(WASHINGTON) — The Justice Department will issue a report on Thursday on its review of the law enforcement response to the Uvalde school shooting, a DOJ spokesperson confirmed.

The “Critical Incident Review” is not a criminal investigation into the May 2022 shooting at Robb Elementary School in which 19 children and two teachers were killed, the DOJ said. It is intended to provide the most independent and comprehensive account of how law enforcement responded to the shooting — examining things like officer training, command and control response, deployment of resources and the support provided to victims and their families.

The review was conducted by the DOJ’s Office of Community Oriented Policing Services (COPS), a team made up of federal staff and subject matter experts including former local, state and federal law enforcement officials.

Uvalde families and state officials have spoken out against the law enforcement response during the massacre, the second deadliest school shooting in U.S. history. It took 77 minutes for any of the nearly 400 law enforcement officers assembled that day to confront the killer, ABC News previously reported.

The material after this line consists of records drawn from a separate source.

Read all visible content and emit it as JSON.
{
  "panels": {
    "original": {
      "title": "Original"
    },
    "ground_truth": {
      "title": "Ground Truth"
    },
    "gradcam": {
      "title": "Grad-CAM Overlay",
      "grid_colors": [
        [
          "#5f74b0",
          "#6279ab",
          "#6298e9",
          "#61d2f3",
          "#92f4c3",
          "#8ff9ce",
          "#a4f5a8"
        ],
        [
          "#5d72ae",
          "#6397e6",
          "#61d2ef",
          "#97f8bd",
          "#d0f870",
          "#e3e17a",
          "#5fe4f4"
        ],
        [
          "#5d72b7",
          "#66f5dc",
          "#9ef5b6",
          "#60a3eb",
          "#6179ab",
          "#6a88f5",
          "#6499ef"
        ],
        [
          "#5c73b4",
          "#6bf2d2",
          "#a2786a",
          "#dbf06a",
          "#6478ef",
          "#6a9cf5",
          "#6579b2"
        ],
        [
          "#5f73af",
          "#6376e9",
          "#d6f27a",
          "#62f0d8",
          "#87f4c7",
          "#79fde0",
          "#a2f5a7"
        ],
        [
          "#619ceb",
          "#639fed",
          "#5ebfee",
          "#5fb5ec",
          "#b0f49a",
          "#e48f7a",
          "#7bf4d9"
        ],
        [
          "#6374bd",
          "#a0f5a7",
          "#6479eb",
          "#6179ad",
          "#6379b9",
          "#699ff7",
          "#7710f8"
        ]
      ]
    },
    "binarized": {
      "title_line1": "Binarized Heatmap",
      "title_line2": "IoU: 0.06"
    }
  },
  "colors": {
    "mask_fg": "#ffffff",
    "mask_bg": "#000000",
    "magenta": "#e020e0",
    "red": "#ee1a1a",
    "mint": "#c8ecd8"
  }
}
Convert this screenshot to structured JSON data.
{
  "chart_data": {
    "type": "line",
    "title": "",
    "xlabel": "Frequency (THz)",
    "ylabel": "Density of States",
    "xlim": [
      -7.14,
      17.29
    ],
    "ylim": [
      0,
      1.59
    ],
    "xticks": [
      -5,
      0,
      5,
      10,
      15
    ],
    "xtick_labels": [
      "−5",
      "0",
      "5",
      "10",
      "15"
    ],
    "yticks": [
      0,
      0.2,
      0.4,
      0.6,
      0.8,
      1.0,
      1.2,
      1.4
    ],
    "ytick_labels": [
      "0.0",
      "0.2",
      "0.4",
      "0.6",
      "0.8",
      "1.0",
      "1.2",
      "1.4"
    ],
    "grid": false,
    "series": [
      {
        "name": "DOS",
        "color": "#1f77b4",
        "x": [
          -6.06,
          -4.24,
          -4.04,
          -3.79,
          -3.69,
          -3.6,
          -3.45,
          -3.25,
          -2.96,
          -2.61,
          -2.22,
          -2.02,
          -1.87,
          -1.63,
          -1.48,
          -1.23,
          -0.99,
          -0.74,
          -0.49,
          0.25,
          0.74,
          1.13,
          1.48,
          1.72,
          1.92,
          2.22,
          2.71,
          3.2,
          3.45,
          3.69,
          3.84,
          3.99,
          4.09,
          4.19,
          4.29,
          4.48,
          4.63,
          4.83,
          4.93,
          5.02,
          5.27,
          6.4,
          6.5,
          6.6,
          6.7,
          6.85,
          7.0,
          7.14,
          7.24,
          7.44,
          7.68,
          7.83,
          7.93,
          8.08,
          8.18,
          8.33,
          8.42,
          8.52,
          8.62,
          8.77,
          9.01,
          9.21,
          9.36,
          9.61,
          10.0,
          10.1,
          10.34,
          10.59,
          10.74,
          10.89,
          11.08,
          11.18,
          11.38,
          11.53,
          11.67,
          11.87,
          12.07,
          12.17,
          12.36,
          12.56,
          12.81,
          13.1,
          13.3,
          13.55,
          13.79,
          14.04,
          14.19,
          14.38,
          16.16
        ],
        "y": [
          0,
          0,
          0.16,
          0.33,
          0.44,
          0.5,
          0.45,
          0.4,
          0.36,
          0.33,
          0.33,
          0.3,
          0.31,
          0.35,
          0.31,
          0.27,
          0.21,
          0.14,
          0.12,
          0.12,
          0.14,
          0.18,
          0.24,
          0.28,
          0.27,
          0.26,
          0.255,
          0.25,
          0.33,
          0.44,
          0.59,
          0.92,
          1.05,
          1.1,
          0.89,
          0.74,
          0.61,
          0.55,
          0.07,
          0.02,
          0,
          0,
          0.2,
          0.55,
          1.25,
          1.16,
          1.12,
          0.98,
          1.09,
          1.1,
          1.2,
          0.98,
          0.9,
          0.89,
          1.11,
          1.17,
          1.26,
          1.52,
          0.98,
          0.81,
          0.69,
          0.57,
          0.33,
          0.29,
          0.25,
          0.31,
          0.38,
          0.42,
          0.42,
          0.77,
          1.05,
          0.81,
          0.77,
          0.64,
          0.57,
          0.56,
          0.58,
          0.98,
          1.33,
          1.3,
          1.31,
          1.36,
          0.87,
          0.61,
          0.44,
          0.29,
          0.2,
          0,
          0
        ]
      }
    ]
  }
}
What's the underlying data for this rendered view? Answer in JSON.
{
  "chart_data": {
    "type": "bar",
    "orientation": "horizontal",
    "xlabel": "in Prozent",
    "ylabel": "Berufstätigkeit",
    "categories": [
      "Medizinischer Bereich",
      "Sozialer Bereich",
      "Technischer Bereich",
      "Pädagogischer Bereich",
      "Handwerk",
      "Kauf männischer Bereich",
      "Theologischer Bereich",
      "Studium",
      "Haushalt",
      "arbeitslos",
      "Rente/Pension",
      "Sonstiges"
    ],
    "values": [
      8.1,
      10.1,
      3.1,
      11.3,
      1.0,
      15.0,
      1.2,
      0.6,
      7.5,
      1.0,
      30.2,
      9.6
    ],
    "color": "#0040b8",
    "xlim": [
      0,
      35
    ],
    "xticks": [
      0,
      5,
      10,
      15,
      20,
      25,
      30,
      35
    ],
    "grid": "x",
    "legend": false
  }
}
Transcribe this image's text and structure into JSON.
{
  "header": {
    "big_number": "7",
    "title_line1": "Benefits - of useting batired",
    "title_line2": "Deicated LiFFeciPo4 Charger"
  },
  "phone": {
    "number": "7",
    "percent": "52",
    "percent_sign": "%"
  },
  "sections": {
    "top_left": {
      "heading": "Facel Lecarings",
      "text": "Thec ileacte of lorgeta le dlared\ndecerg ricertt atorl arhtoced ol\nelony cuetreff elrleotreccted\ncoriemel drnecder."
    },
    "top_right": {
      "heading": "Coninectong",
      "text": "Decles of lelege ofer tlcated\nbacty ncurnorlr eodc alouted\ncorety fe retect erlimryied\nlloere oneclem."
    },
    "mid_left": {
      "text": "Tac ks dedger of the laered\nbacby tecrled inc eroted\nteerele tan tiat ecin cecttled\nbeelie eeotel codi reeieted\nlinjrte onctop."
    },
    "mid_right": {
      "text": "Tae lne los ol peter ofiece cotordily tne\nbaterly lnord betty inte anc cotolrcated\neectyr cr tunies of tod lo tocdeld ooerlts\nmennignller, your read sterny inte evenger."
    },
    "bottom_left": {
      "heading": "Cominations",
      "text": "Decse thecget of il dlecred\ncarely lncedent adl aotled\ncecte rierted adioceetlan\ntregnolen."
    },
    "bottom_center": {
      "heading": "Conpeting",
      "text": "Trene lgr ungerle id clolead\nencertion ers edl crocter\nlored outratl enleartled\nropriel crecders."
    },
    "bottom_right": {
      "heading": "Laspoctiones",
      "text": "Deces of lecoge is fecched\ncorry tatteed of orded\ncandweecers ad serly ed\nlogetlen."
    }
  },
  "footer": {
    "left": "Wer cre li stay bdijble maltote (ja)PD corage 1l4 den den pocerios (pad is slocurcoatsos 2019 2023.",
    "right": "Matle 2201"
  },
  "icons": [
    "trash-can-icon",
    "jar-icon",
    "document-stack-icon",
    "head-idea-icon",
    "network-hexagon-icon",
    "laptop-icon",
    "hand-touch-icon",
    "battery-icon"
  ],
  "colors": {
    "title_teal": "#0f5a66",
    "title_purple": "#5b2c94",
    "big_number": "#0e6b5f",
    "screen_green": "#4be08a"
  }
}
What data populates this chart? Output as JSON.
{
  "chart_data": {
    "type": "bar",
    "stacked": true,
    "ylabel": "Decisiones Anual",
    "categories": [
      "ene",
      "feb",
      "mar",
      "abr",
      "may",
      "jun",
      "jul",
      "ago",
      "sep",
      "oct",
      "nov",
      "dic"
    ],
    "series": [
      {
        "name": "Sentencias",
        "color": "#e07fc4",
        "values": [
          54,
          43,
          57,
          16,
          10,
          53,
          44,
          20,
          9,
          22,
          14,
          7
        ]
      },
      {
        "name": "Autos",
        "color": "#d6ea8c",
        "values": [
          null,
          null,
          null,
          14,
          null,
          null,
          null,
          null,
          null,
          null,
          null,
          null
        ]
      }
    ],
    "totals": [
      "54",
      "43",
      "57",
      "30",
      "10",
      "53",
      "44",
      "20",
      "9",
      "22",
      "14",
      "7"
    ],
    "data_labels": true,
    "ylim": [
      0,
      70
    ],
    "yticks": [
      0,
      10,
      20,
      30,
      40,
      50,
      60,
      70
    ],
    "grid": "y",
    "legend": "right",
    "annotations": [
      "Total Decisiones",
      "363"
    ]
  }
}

The siege ended with a counterassault led by a SWAT team from the U.S. Border Patrol. In the process, lone gunman Salvador Ramos was shot and killed.

A criminal investigation by the Texas Department of Public Safety into whether the public safety failures led to the deaths of the victims has yet to be released. In the months after the shooting, school district police chief Pete Arredondo was fired, the entire district police force was disbanded and several state troopers were dismissed.